Arguant les projets mis en place en Martinique et en Guyane avec la poursuite de « la construction de collectivités uniques », en Polynésie avec la réforme du fonctionnement des institutions, à Mayotte qui devient le 101ème département en mars prochain, et en Nouvelle-Calédonie avec « la mise en œuvre des décisions du comité des signataires dans un esprit consensuel », la ministre oublie de citer La Réunion, où les grands chantiers (route du Littoral, tram-train), porteurs d’emplois et d’activités, ont été supprimés par la majorité UMP à la Région. Ces projets auraient non seulement permis d’enrayer le chômage, mais surtout de relancer l’activité de l’île, pouvant ainsi faire face à la crise économique.

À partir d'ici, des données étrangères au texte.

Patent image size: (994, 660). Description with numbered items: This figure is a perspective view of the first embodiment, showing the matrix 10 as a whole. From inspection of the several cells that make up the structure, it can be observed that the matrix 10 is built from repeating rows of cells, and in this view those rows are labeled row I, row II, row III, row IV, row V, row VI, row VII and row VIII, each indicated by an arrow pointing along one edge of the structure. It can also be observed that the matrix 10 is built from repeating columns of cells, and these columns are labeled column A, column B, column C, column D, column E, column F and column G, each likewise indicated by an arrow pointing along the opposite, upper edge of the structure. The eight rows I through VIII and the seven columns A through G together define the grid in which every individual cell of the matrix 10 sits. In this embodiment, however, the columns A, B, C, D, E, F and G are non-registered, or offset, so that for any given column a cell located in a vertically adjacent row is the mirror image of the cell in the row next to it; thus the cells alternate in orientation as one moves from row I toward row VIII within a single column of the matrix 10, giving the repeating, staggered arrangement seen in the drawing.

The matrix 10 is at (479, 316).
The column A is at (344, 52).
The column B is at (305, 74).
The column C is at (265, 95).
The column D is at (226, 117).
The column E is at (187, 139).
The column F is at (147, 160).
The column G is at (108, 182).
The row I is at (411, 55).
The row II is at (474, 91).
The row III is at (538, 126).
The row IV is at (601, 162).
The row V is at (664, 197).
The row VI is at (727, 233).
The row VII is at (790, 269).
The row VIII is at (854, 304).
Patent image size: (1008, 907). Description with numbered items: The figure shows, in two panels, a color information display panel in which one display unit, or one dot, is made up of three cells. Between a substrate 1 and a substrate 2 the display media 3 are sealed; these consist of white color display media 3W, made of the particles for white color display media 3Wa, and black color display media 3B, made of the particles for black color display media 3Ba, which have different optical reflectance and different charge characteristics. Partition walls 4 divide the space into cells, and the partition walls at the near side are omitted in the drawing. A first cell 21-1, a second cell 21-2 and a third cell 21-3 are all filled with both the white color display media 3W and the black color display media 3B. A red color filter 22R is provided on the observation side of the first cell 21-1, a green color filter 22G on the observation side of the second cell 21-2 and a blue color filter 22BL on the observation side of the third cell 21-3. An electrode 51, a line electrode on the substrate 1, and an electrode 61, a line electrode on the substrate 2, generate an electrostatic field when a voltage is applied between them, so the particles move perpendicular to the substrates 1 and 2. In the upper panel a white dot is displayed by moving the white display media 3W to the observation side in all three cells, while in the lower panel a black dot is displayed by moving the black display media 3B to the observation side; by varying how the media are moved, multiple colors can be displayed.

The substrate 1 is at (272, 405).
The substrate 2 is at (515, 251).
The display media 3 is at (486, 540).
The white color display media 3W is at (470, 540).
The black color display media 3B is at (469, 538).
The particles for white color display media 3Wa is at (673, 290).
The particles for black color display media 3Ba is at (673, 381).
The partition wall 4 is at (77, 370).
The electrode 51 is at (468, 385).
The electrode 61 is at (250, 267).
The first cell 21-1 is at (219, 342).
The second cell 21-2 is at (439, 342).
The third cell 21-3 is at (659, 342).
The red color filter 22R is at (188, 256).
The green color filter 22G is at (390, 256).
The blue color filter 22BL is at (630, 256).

« Le président de la République a décidé que 2011 sera l’année de l’Outre-mer. Cette année sera votre année. Cette année va changer le regard sur l’Outre-mer. Cette année, nous allons ensemble continuer à faire redécouvrir les Outre-mer. Les lumières de la France partout dans le monde ». Le monde aura un regard différent sur l’Outre-mer, mais La Réunion n’aura pas droit à son lieu de mémoire, destiné à informer les Réunionnais, les autres citoyens de la République et le monde des richesses culturelles de l’île.
La MCUR (Maison des civilisations et de l’unité réunionnaise) a été supprimée pour des raisons politiciennes, et le besoin de certains dirigeants d’effacer la mémoire réunionnaise. 2011 aurait pu voir apparaitre un tel centre culturel, comme à Haïti, en Martinique et en Guadeloupe, où des musées sont destinés à faire « reconnaître et valoriser les spécificités des cultures ultramarines et leur contribution essentielle au pluralisme artistique et culturel de notre pays », a expliqué Frédéric Mitterrand en juillet 2010.

Beaucoup de paroles, et peu d’actes

Les vœux de la ministre s’apparentent à du Didier Robert : la communication est rodée. Si bien que la ministre est parvenue à faire passer l’arrivée de la TNT (sans elle) pour une innovation indispensable à La Réunion. Alors que l’île connait un taux de chômage de 28,9% au second trimestre 2010, les mesures envisagées par l’ancienne Direction de Région auraient atténué ce chiffre, mais des décisions politiques ont porté atteinte à l’économie, et la société réunionnaise. La ministre a déclaré : « l’emploi (...) concentre toute notre attention », une telle affirmation aurait eu une signification avec la concrétisation des projets actés par le Protocole de Matignon. Mais il n’en a rien été.
En ce qui concerne le logement social, « pour lequel nous continuons d’accroitre nos efforts », cela reste l’une des préoccupations principales des Réunionnais. Plus de 26.000 ménages ont déposé une demande de logement locatif social auprès de bailleurs sociaux.
Pour satisfaire le droit au logement pour tous, il faudrait que l’État puisse construire 12.000 logements par an, pendant trois ans (pour la période 2007/2010). Ce qui aurait représenté 36.000 logements pour l’île, mais les ambitions du gouvernement ne sont pas tenues. Nicolas Sarkozy n’a pas été en mesure de satisfaire la loi DALO (Droit Au Logement Opposable), qui aurait évité la crise du BTP à La Réunion, et permis de loger des milliers de ménages.
« Je forme le vœu que cette nouvelle année permette aux Outre-mer de connaitre une reprise économique portée par un retour de la confiance dans un climat social apaisé », a déclaré la ministre. Cette dernière oublie de citer les restrictions budgétaires lancées dans l’Outre-mer, ainsi que le plan de rigueur du gouvernement pour les collectivités. De même, la situation sociale risque de s’alourdir, suite à l’aggravation de l’économie réunionnaise : chômage, pauvreté, précarité et illettrisme, entre autres.